The key evidence the jury never heard came from the “black box” of Pisciuneri’s Monaro. Clifton writes:

Information in the electronic control unit of the new V8 coupe suggested Pisciuneri was travelling at between 170km/h and 184km/h when he lost control and slammed into a car driven by solicitor Timothy Thornton.

But, the Crown decided before trial not to rely on the data because the technology was relatively new in Australia and its veracity was likely to be challenged by the defence.

Which is a little curious. We first wrote about cars’ black box evidence waiting to happen two years ago, just before a Mosman crash that left a Queenwood student dead and her 17-year-old classmate before the courts. The driver had just received her licence and a new Peugeot convertible from her parents.

Information from the car’s “black box” played a crucial role in the girl pleading guilty in the Children’s Court to dangerous driving, but when the magistrate imposed a minimum jail sentence of two months, she appealed, wanting to withdraw the guilty plea.

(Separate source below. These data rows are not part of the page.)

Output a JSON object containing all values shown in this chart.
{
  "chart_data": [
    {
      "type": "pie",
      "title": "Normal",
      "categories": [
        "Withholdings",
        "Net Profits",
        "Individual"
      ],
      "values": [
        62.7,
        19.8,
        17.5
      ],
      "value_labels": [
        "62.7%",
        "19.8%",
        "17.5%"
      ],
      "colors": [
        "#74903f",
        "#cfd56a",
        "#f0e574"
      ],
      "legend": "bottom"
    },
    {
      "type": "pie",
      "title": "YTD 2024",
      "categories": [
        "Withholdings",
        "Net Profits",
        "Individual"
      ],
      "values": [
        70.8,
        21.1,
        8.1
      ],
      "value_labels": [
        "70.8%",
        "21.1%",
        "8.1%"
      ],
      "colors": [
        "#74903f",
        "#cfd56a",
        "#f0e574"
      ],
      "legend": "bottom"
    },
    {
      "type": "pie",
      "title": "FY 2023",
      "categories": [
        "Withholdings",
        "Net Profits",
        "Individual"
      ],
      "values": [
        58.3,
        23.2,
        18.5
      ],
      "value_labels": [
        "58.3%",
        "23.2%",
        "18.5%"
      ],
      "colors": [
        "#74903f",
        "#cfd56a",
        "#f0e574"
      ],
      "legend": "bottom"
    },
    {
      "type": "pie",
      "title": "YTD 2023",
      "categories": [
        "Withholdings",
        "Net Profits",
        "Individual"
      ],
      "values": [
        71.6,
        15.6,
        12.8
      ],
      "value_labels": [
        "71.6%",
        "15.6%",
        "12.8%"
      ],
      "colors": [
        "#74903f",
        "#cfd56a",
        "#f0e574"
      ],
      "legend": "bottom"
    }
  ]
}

That appeal was finally dismissed last week. According to The SMH, the driver’s mother “advanced towards the mother of the dead girl as the District Court rose. ‘Are you happy now?’ she said. ‘Are you happy now?'”

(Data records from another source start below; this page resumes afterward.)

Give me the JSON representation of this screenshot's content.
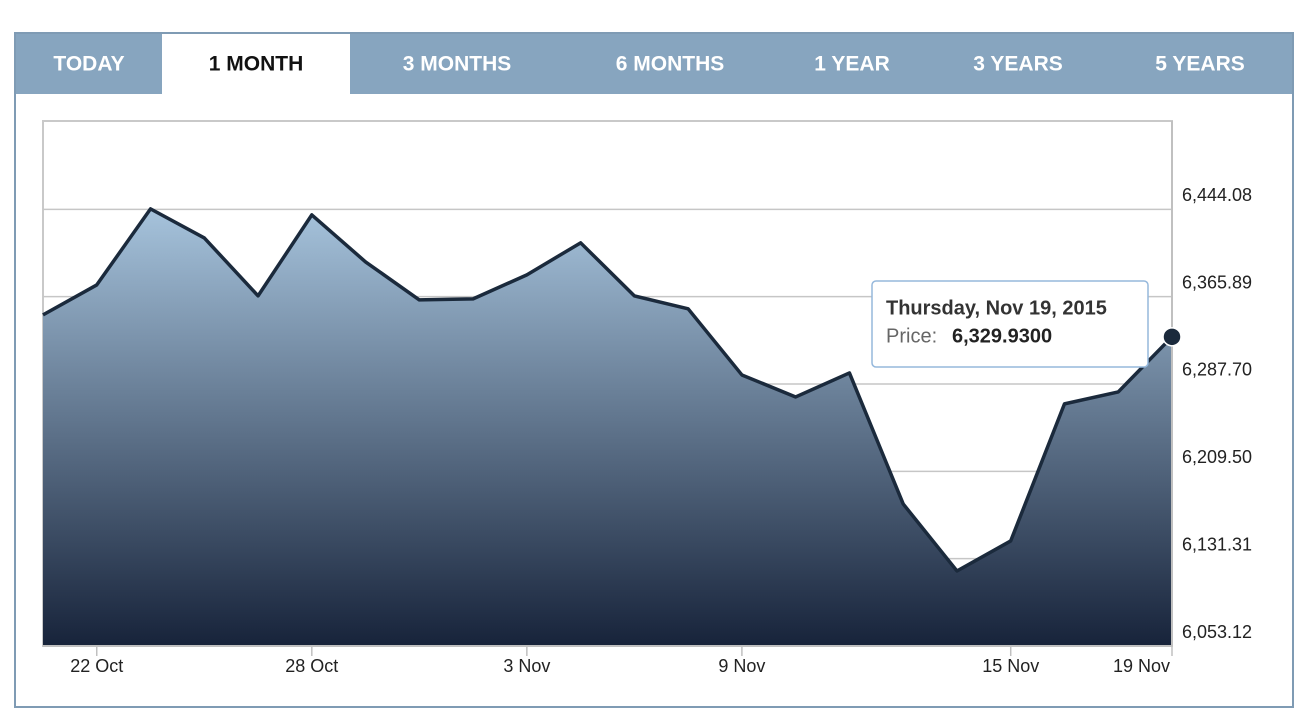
{
  "tabs": [
    "TODAY",
    "1 MONTH",
    "3 MONTHS",
    "6 MONTHS",
    "1 YEAR",
    "3 YEARS",
    "5 YEARS"
  ],
  "active_tab": 1,
  "chart_data": {
    "type": "area",
    "categories": [
      null,
      "22 Oct",
      null,
      null,
      null,
      "28 Oct",
      null,
      null,
      null,
      "3 Nov",
      null,
      null,
      null,
      "9 Nov",
      null,
      null,
      null,
      null,
      "15 Nov",
      null,
      null,
      "19 Nov"
    ],
    "values": [
      6349.6,
      6376.4,
      6444.5,
      6418.5,
      6366.6,
      6439.1,
      6397.0,
      6363.0,
      6363.9,
      6385.4,
      6414.1,
      6366.6,
      6355.0,
      6295.8,
      6276.1,
      6297.6,
      6180.3,
      6120.3,
      6147.2,
      6269.9,
      6280.6,
      6329.93
    ],
    "color": "#1b2a3c",
    "fill_top": "#a6c3dc",
    "fill_bottom": "#17233a",
    "ylim": [
      6053.12,
      6522.27
    ],
    "yticks": [
      {
        "value": 6053.12,
        "label": "6,053.12"
      },
      {
        "value": 6131.31,
        "label": "6,131.31"
      },
      {
        "value": 6209.5,
        "label": "6,209.50"
      },
      {
        "value": 6287.7,
        "label": "6,287.70"
      },
      {
        "value": 6365.89,
        "label": "6,365.89"
      },
      {
        "value": 6444.08,
        "label": "6,444.08"
      }
    ],
    "grid": true,
    "tooltip": {
      "title": "Thursday, Nov 19, 2015",
      "label": "Price:",
      "value_label": "6,329.9300"
    }
  }
}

No troublesome black box evidence for Pisciuneri – and perhaps just as well. He received a sentence of 16 months home detention for killing Timothy Thornton, but that was after the trial judge said there was no evidence Pisciuneri was speeding. Says the Terror:

During his sentencing remarks, District Court judge John Goldring said despite the jury finding Pisciuneri guilty of dangerous driving, they could not have been satisfied that he was speeding.

He sentenced Pisciuneri – who has 20 speeding offences on his record – on the basis that his crime was “at the lower end of the range”.

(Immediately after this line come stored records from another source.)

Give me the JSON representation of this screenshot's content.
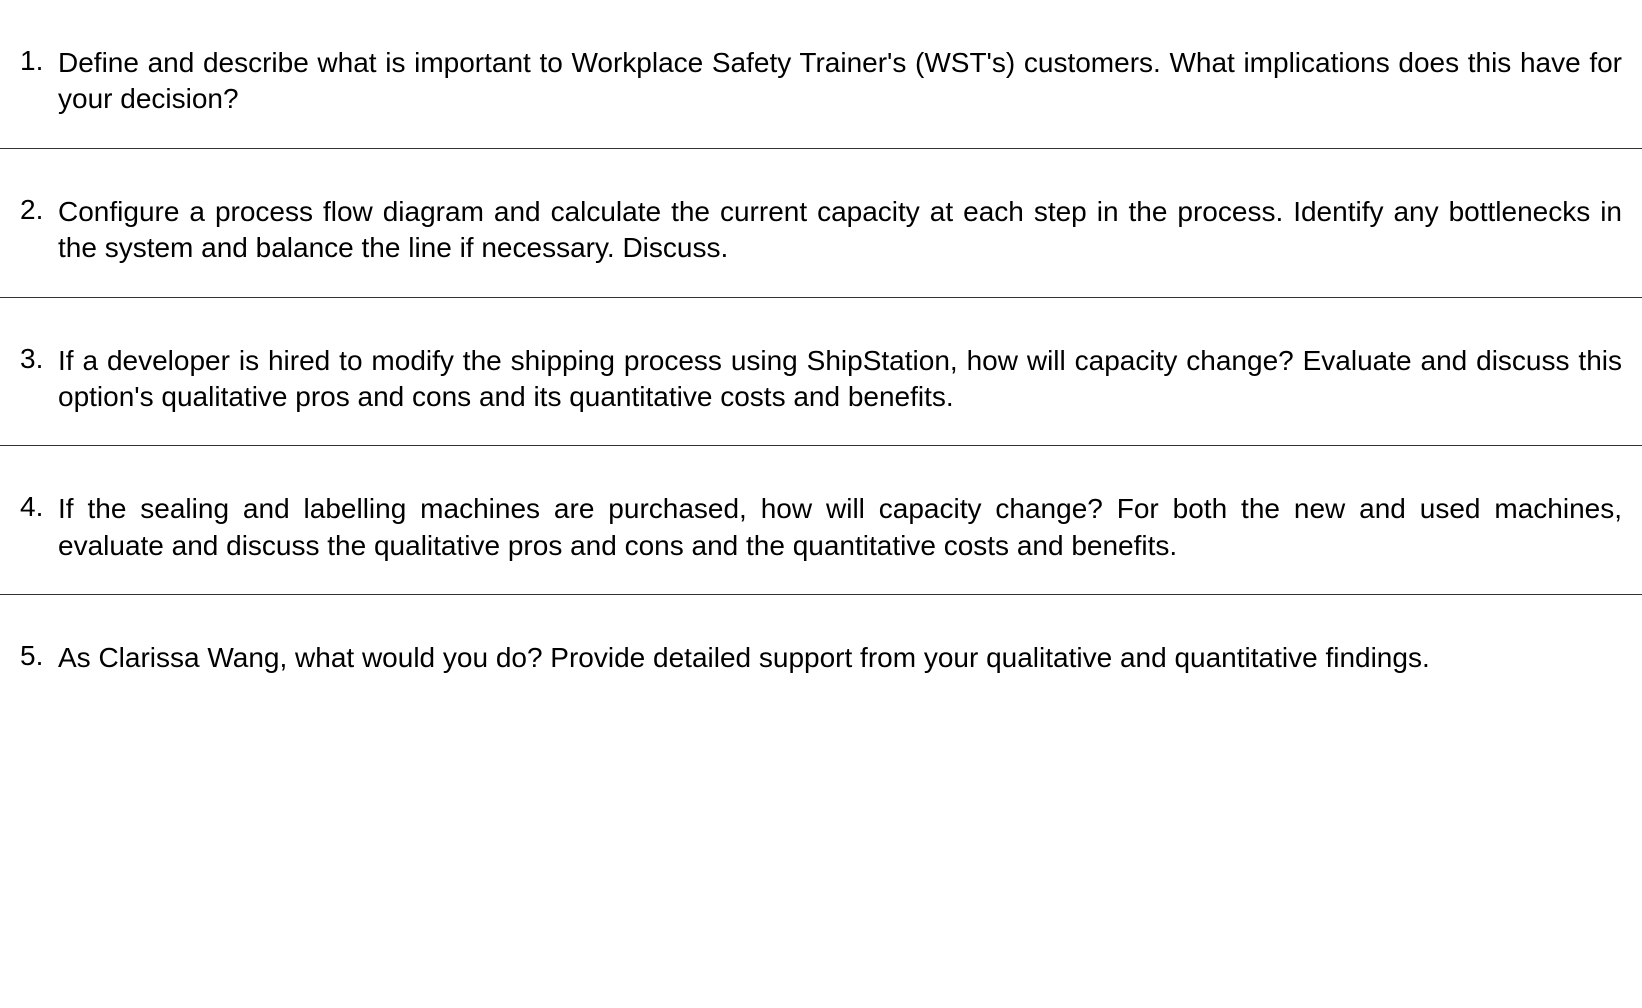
{
  "document": {
    "questions": [
      {
        "number": "1.",
        "text": "Define and describe what is important to Workplace Safety Trainer's (WST's) customers. What implications does this have for your decision?"
      },
      {
        "number": "2.",
        "text": "Configure a process flow diagram and calculate the current capacity at each step in the process. Identify any bottlenecks in the system and balance the line if necessary. Discuss."
      },
      {
        "number": "3.",
        "text": "If a developer is hired to modify the shipping process using ShipStation, how will capacity change? Evaluate and discuss this option's qualitative pros and cons and its quantitative costs and benefits."
      },
      {
        "number": "4.",
        "text": "If the sealing and labelling machines are purchased, how will capacity change? For both the new and used machines, evaluate and discuss the qualitative pros and cons and the quantitative costs and benefits."
      },
      {
        "number": "5.",
        "text": "As Clarissa Wang, what would you do? Provide detailed support from your qualitative and quantitative findings."
      }
    ],
    "styling": {
      "font_family": "Arial",
      "font_size_pt": 21,
      "text_color": "#000000",
      "background_color": "#ffffff",
      "divider_color": "#333333",
      "text_align": "justify",
      "line_height": 1.3
    }
  }
}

In making the finding, the judge disregarded evidence from other drivers, who told of seeing Pisciuneri’s car travelling at high speed moments before the crash.

It’s very curious indeed. There are some interesting privacy issues about admitting evidence from a car’s black box – issues examined in the Mosman appeal – but there’s nothing particularly new or tricky about what the car’s computer can tell investigators. The evidence is routinely used overseas and is obviously considered extremely valuable in working out just what happened in a crash.

We are left to speculate about what sort of sentence the fruit king might have received if the Judge had all the facts. Over to you, DPP.